By way of Judgment no. Gž 5061/2017 dated 17 December 2017, Belgrade’s Appellate Court made a significant ruling declaring the provision on the fee for administration of a loan (which is a very common provision in most loan agreements and is usually designated as a percentage of the amount of the loan), null and void. Namely, according to the court’s opinion, the null and void provision does not sufficiently specify why the fee is related to the amount of the loan and which real costs are reflected in such fee. The mechanism on determination of the fee is not transparent to the borrowers, so the bank can unilaterally determine it, especially having in mind that loan agreements are negotiable only to a limited extent.
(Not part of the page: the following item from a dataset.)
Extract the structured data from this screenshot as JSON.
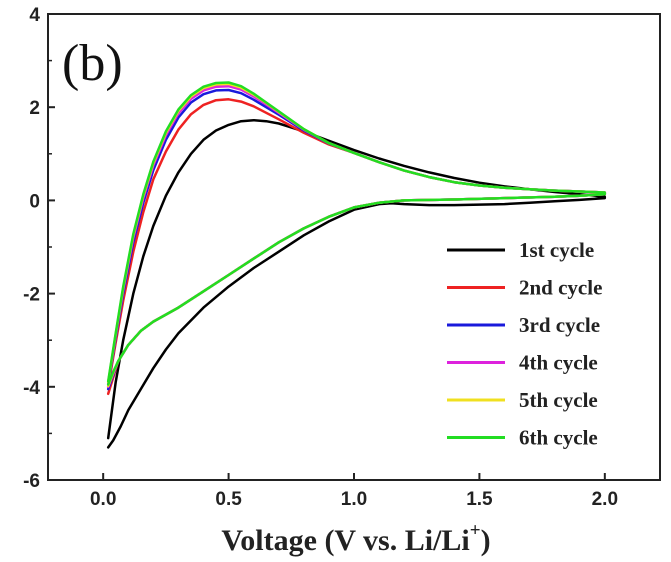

This Judgment can have a huge impact on banks, as it does not rely on the Financial Services Users Protection Act (which applies to natural persons), but on the general civil law provisions – the Contracts and Torts Act. Namely, according to the Contracts and Torts Act, the remuneration for the loan is the agreed interest, so establishing of the fee contradicts the basic principles of civil law, i.e. principle of equal considerations (načelo jednake vrednosti davanja). As a consequence of the provision on the fee being null and void, the bank has to return the amount of fee to the borrower.

Having in mind the above, this decision could have an impact on commercial loans as well, in case the Commercial Courts accepts the opinion of Belgrade’s Appellate Court.